Another reason for some of the inaccurate entries in a person’s medical record stems from the way health insurance companies pay for treatments. Some procedures and tests can only be performed if the patient has undergone other specific types of tests or treatments. Medical professionals will enter false records of previous tests so that they can perform the test that they need to perform. That means that your medical record could show that you were treated for an ailment that you never had simply because the medical professional needed to include that treatment in the record as a formality so that your real procedure would be covered by your health insurance.

Federal Medical History Protections to be Understand

The government has passed some laws to better protect patients from having their medical records shared without their knowledge, but it is your responsibility to make sure the laws are being followed and enforced. Talk with your medical provider about how your medical records are being protected. Ask for a copy of your medical records so that you can see for yourself that everything listed is accurate. Some medical offices may charge a small fee for copying the records, but they are required by law to provide them to you at your request.
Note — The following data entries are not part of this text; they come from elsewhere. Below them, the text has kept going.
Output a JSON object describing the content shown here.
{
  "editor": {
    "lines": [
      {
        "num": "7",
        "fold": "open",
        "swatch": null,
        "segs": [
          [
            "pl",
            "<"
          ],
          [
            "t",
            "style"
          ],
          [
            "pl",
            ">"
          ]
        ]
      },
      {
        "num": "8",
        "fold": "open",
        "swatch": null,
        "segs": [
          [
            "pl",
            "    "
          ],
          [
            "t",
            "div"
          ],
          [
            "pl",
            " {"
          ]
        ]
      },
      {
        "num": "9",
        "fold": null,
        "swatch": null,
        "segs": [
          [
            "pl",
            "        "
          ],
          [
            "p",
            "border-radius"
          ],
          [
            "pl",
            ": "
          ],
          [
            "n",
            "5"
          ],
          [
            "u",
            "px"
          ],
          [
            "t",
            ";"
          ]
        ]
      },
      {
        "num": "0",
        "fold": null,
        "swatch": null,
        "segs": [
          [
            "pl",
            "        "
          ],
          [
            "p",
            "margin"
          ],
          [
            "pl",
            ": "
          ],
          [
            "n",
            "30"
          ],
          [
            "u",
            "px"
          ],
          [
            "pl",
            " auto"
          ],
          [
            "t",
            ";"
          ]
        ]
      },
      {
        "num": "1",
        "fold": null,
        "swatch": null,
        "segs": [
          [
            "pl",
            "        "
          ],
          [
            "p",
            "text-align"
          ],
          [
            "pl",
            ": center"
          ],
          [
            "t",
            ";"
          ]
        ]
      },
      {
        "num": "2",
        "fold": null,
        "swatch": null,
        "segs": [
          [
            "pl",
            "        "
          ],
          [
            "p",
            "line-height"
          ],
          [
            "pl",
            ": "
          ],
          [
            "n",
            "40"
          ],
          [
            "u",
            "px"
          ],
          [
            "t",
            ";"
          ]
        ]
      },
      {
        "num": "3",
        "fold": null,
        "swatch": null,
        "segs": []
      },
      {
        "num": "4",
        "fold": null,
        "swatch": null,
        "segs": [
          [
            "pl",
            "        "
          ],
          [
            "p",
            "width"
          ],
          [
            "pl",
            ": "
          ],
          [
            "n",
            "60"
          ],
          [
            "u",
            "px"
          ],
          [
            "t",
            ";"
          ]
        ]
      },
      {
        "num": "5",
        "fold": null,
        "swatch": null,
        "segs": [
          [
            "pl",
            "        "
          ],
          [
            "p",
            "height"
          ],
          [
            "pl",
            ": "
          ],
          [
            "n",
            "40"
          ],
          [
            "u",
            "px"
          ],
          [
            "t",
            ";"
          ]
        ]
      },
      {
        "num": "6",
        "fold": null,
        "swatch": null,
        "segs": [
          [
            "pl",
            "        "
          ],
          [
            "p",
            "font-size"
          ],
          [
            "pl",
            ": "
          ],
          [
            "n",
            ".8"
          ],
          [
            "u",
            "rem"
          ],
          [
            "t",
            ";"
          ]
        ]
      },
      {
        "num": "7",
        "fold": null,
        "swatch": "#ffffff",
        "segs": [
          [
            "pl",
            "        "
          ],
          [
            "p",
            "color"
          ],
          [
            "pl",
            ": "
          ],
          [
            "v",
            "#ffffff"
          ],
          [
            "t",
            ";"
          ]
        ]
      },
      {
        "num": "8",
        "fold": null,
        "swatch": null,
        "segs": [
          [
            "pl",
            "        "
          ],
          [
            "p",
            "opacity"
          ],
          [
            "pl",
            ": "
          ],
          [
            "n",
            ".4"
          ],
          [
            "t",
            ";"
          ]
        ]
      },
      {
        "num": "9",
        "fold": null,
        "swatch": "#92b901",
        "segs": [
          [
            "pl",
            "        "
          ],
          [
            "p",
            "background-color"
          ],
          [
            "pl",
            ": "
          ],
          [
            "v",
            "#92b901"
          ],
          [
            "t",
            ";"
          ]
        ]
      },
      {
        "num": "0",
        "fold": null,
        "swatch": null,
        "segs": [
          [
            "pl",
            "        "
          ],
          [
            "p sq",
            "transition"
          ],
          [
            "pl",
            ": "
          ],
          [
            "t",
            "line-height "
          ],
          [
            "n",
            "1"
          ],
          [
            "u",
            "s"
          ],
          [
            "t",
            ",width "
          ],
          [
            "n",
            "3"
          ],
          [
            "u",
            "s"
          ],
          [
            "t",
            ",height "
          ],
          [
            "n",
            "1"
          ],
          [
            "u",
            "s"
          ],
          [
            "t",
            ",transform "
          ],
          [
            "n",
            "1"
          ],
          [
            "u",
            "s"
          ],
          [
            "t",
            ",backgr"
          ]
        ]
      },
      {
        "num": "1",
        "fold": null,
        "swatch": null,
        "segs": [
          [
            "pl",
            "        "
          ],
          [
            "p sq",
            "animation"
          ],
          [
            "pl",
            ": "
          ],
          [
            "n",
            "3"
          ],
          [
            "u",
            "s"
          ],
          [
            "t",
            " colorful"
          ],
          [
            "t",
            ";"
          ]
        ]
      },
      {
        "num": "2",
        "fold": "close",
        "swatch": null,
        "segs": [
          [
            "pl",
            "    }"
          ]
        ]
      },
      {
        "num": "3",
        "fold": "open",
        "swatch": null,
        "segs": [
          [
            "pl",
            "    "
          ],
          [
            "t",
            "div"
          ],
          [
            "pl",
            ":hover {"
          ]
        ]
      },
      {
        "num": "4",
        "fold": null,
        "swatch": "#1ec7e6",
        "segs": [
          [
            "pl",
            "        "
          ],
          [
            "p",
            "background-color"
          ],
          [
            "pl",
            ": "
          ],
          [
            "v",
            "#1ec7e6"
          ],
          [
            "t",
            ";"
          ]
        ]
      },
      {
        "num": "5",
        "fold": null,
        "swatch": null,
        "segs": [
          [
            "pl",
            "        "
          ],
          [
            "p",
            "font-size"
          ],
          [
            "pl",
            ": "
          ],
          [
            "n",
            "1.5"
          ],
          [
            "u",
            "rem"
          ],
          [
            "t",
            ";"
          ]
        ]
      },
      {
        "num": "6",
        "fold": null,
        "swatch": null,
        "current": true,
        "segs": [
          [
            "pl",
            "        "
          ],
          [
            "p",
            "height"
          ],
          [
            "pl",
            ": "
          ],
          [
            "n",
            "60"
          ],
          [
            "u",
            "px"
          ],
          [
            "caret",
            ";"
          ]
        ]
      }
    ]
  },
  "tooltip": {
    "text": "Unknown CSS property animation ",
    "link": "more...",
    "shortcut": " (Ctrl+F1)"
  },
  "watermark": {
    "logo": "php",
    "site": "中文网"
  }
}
You can also access a free copy of your medical records through the Medical Information Bureau (MIB).

Look over any medical authorization release very carefully before you sign it. Don’t sign the release if it allows blanket authorization for access to your records. Replace general time periods for the availability of your information with specific dates that you are willing to allow the records to be shared. You can also indicate that you will only allow certain portions of your records to be viewed, and that you do not give permission for anyone other than the authorized party to view the records.